İlk iki görüşme ve birinci Akabe Biati esnasında, Rasûlullah aleyhisselâm’ın kendileriyle beraber gelme isteğine karşı verdikleri (olumsuz gibi görünen) bu cevap ile beraber, her birinin içine tarifi imkânsız bir hüzün çökmüştü. Oysa bir an önce “Bize gel!” demek istiyorlardı. İşte bu fırsat, üçüncü görüşme ile beraber İkinci Akabe Biati’nden sonra ellerine geçmişti. Ezile büzüle “Şimdilik biraz daha sabret” demişler, ama O’nun için emin bir ortamın oluşması için insanüstü çaba sarf etmişlerdi. Nihayetinde de, hem Rasûlullah aleyhisselâm’ın ve hem de kendilerinin arzu ettikleri şey oluvermişti. Sadece ağız değil, gönül dolusu bir coşku ile atıldılar…

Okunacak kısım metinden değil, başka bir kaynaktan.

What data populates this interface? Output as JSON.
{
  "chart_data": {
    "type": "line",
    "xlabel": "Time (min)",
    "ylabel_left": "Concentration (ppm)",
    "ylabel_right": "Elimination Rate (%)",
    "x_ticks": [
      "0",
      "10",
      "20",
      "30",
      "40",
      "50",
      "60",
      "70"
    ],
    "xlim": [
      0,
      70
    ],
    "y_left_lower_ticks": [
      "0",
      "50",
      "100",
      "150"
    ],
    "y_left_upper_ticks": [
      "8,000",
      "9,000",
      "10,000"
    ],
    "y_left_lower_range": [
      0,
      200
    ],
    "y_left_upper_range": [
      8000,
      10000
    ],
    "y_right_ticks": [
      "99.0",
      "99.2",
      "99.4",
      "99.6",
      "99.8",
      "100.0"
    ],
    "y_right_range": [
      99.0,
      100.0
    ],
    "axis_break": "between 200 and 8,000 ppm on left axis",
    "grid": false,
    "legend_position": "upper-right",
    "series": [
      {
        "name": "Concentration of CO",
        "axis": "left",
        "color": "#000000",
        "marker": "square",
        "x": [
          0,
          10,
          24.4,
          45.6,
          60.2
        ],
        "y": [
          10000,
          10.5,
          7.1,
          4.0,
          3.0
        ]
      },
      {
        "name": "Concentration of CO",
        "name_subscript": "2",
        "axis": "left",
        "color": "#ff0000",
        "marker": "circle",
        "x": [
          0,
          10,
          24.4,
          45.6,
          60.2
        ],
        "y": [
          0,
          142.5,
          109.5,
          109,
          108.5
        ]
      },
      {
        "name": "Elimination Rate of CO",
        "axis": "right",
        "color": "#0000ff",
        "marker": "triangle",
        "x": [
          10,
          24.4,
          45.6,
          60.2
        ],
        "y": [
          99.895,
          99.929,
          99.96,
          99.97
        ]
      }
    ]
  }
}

- Bize gel yâ Rasûlallah! Yesrib, bunca karmaşalığına rağmen Rasûlullah aleyhisselâm ve O’nun sevgili Ashâbı’nı kucaklamaya hazırdır artık! Buyur ey Allah’ın Rasûlü, bizimle gelerek, bize ve Yesrib’e şeref ver![4]

Her birinin müşterek bir talebi vardı; Rasûlullah aleyhisselâm ve Ashâbı’nı Medine’ye davet ediyorlardı. Ne zamandır diyemediklerini diyorlar, arzu edip seslendiremediklerini en üst perdeden seslendiriyorlardı artık;“Bize buyur” diye.

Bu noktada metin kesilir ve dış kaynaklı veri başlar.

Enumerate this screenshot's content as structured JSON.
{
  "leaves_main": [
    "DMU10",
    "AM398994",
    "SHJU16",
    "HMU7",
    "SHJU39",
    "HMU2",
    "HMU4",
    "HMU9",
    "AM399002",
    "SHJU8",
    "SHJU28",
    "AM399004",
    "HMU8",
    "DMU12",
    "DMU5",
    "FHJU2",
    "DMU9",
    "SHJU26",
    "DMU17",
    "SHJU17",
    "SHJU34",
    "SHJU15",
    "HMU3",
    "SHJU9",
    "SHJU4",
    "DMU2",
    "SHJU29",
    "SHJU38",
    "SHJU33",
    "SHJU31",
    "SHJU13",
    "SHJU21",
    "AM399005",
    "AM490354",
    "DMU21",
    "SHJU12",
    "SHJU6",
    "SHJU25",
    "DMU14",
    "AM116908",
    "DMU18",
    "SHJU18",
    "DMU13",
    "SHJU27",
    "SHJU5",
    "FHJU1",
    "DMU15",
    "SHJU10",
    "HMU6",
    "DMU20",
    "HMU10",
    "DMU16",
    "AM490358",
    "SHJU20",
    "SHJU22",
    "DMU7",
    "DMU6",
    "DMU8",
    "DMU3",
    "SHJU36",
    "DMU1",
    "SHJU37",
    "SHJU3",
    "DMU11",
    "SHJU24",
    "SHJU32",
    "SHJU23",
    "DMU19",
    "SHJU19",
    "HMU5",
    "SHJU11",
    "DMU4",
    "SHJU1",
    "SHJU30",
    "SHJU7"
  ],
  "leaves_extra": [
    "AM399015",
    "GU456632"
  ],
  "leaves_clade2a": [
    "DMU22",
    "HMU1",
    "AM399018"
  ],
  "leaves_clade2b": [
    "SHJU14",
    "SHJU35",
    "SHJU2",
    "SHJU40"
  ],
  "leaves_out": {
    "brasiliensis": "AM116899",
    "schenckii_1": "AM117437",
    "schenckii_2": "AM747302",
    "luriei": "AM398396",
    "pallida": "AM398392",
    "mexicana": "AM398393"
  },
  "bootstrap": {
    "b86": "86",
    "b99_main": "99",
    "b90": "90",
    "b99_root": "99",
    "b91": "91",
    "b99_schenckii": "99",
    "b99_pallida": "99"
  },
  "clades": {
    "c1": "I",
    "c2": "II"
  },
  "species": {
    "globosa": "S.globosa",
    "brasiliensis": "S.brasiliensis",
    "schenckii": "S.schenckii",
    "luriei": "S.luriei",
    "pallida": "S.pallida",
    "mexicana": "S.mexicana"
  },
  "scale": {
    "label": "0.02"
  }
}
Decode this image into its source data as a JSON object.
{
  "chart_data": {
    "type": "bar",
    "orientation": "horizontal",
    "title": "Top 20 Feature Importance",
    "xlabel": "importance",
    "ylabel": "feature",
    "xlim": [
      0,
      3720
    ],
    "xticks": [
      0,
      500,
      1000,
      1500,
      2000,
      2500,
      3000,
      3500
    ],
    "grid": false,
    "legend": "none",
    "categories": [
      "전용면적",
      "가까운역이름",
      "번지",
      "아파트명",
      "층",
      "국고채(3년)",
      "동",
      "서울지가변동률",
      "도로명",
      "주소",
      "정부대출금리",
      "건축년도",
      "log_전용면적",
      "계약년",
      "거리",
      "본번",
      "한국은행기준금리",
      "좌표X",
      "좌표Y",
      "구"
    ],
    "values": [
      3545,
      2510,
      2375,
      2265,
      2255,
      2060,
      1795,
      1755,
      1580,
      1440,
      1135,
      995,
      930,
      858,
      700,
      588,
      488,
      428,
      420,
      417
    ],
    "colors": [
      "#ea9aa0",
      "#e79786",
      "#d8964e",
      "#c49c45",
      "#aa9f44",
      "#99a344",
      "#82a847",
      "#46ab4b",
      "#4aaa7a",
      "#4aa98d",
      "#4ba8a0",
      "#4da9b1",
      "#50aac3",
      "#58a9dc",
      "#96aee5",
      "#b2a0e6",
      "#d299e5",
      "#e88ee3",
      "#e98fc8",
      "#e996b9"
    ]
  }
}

Rasûlullah aleyhisselâm’ı davet ediyorlardı. Bu tarihi davet; tarihi olduğu kadar, aynı zamanda çok da anlamlıydı. Ne getireceğini çok iyi biliyorlardı. Rasûlullah aleyhisselâm sevgisi, her birini birer fedai yapmış, her şeyi göze almışlardı. Bu tarihî davetin getireceği çok büyük bedeller vardı! Ama yukarıda ısrarla belirttiğimiz gibi her şeyi göze almışlardı artık!

Peygamberimiz aleyhisselâm’ın hicreti, meseleyi çözmüyordu. O’nunla birlikte iman eden herkesin Medine’ye hicreti gerekiyordu. Mekke’de kalanlara müşrikler akla hayale gelmedik oyunlar ortaya koyuyor, Müslümanlara nefes aldırmıyor ve hayatı zehir ediyordu.

Yesribli kardeşlerden tarihî davet vardı! Bu tarihi davete icabet ile beraber, Yesrib de Medine olacaktı. Her şey değişecekti…

Fakat meselenin bir de öbür cephesi vardı…

Her şeyden önce ev-bark burada bırakılacaktı. Uzak-yakın bütün akrabalar geride kalacaktı. Hatta bazıları ana-babadan geçip evlad u iyali terk edecek, bağ ve bahçelere nasipsiz müşrikler el koyacaktı. Kısacası mezara gidercesine bir terkle dünyaya ait her şey bir kenara bırakılarak gidilecekti!

Bir diğer tarafında ise elde avuçta imkân olmadan Medine’de yeni yuvalar kurulacak, iş tutulacak, maişet temin edilecek, huzurlu bir ortama girerken aynı zamanda da çoluk-çocuk açlık ve sefalet içinde bırakılmayacaktı. Sadece birkaç aile değildi bunlar. Bir hayli kalabalık aile vardı ortada! Bütün bunlar, zamanında çözüme kavuşturulmazsa, çok ciddi sosyal problemler oluşturur ve gelecekte çok insanın başı ağrıyabilirdi.[5]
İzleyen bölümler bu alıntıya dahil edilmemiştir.